L’ex-femme et un proche de Renaud Muselier seront jugés pour prise illégale d’intérêts
La juge d’instruction Anna Gabrovsek a signé son ordonnance de renvoi le 14 mars. Elle a décidé de renvoyer devant le tribunal judiciaire de Marseille huit personnes dans l’affaire d’atteintes à la probité au sein du bailleur social Habitat Marseille Provence. Cela concerne notamment deux très proches de Renaud Muselier, son ex-épouse, l’avocate Stéphane Clément et un de ses collaborateurs historiques, Jean-Luc Ivaldi, aujourd’hui directeur général de la société du canal de Provence, un satellite de la région Provence-Alpes-Côte d’Azur présidée par l’élu Renaissance.
Les faits qui sont examinés remontent au début des années 2010. Renaud Muselier est alors encore l’ambitieux dauphin de Jean-Claude Gaudin à la mairie de Marseille. Habitat Marseille Provence est présidé par un de ses proches, Patrick Padovani et, dès 2009, s’installe à la direction générale celui qui était son directeur de cabinet, Jean-Luc Ivaldi.

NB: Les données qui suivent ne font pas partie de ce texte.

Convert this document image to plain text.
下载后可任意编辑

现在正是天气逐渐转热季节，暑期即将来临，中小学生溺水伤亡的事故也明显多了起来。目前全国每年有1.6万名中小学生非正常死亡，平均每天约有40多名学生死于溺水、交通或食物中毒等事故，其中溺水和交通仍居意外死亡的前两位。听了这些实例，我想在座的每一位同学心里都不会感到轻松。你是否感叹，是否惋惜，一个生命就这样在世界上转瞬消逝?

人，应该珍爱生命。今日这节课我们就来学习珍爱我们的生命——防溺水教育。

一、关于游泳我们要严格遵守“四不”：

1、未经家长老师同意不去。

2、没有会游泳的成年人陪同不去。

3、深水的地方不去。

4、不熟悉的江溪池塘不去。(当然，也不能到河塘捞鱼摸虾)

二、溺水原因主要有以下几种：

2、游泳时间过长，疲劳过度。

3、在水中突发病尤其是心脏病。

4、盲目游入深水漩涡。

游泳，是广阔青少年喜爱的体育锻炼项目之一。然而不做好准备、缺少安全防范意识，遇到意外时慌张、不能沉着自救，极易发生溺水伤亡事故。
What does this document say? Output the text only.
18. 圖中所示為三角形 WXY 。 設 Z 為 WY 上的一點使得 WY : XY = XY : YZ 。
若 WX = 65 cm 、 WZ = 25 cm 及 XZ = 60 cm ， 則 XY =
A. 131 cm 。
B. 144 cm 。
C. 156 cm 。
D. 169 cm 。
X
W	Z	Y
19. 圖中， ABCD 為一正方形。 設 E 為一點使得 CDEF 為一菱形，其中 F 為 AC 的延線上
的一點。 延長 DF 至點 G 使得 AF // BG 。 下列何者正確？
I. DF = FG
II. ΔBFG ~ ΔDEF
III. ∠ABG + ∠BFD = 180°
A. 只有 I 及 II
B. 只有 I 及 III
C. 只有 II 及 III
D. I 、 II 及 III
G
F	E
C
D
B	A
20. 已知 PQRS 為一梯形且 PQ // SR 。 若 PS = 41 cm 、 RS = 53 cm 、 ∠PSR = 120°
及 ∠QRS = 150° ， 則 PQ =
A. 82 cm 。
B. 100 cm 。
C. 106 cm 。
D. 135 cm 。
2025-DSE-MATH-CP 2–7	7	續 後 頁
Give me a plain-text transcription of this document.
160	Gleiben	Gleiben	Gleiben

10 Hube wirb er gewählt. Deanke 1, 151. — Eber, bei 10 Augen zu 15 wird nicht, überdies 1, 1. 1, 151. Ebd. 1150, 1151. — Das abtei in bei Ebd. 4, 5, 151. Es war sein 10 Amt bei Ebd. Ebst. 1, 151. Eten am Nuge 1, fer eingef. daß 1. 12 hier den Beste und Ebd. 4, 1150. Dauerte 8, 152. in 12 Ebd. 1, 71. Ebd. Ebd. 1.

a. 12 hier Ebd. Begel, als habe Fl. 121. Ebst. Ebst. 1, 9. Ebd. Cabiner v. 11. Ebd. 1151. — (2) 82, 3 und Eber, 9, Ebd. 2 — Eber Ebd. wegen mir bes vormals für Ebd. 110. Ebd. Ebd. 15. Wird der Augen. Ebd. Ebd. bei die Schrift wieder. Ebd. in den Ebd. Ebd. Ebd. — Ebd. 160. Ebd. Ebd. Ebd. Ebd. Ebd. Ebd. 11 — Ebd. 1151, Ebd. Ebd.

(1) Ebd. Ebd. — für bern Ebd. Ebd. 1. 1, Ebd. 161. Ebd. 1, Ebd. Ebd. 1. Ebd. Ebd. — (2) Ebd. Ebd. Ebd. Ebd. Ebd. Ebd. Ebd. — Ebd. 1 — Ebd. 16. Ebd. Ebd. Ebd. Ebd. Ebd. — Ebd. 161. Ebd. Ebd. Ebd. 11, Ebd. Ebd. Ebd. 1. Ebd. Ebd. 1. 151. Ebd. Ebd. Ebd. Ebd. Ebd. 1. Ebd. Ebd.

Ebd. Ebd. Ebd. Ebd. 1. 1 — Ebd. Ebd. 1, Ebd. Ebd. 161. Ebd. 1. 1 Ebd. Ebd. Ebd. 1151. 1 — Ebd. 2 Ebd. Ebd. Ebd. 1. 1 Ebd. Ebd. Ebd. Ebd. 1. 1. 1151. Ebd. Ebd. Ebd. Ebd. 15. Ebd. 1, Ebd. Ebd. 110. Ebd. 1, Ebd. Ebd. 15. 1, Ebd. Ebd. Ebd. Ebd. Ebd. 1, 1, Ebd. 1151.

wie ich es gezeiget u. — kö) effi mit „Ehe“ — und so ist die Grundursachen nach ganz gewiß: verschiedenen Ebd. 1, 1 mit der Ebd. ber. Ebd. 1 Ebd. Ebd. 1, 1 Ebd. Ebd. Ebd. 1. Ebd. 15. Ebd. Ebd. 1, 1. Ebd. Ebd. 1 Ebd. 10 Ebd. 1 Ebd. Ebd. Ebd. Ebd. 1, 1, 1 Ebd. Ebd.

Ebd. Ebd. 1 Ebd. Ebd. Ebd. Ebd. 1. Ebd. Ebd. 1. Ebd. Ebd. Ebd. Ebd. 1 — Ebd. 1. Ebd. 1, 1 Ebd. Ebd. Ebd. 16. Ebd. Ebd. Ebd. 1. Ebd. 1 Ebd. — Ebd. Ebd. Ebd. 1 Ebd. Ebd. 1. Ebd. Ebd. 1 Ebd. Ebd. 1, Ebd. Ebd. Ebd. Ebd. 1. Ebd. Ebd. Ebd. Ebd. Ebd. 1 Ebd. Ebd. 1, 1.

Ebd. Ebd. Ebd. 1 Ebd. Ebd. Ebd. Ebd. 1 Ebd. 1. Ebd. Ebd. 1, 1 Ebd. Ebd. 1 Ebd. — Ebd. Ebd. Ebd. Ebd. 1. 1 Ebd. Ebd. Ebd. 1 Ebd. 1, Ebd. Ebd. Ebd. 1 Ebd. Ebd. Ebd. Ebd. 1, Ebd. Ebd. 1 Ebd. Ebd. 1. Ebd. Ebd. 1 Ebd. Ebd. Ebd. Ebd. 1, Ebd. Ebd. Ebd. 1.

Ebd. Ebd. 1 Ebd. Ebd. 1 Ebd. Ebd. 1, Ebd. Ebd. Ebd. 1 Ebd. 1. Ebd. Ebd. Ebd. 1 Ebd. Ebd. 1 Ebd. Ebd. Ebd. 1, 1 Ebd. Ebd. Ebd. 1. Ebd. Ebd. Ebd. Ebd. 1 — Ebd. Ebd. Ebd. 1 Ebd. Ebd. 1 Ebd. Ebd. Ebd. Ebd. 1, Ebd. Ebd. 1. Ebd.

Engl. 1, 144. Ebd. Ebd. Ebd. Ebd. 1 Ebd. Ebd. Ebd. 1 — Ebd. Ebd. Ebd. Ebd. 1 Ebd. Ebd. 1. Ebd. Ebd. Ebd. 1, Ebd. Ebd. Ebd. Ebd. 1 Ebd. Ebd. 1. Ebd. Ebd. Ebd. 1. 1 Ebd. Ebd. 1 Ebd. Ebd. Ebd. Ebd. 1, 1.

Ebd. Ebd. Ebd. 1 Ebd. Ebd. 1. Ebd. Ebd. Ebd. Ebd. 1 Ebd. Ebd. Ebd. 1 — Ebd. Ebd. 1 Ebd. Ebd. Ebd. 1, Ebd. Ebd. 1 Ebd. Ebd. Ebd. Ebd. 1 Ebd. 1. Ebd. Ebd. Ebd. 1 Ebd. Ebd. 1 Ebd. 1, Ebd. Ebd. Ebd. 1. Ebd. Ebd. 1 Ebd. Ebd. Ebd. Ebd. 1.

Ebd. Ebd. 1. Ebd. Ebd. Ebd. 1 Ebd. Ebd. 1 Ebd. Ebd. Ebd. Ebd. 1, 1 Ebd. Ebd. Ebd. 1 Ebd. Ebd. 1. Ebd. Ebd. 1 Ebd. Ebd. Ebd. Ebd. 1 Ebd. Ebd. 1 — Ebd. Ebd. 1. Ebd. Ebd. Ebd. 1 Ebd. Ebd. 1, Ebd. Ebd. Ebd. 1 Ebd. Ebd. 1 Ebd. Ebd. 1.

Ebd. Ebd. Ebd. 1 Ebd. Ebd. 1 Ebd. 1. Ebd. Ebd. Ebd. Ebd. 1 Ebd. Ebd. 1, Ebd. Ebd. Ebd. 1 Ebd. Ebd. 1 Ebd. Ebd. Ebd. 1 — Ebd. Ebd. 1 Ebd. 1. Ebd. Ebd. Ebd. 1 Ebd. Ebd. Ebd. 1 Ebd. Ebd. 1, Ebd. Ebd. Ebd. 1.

Ce dernier s’était investi personnellement pour confier un grand nombre de dossiers judiciaires du bailleur à Stéphane Clément. Quand plusieurs robes noires étaient désignées pour gérer les contentieux locatifs, Jean-Luc Ivaldi avait donné instruction à ses équipes d’en confier six sur dix à Stéphane Clément. “Plusieurs employés attribuaient la désignation de Me Stéphane Clément dans une majorité de dossiers à sa proximité avec “la direction” de l’office”, récapitule la juge d’instruction.
Une ancienne responsable juridique de HMP allait plus loin : rien ne justifiait une externalisation de la gestion de ces procédures, précédemment traitées en interne. “Pour moi, toutes les sommes payées aux avocats au titre de ces dossiers le sont en pure perte pour HMP. Il n’y a aucun intérêt pour HMP”, martelait-elle.
Face à la juge d’instruction qui l’a mis en examen en octobre 2021, Jean-Luc Ivaldi a assumé avoir voulu mettre en concurrence le traitement interne dans le but de comparer les coûts. Quant au recours renforcé aux services de Stéphane Clément, ce qu’il assume, il a précisé : “J’aurais dû choisir un avocat qui facture plus cher parce que je connaissais Me Clément ? C’est une vraie question que je me pose”.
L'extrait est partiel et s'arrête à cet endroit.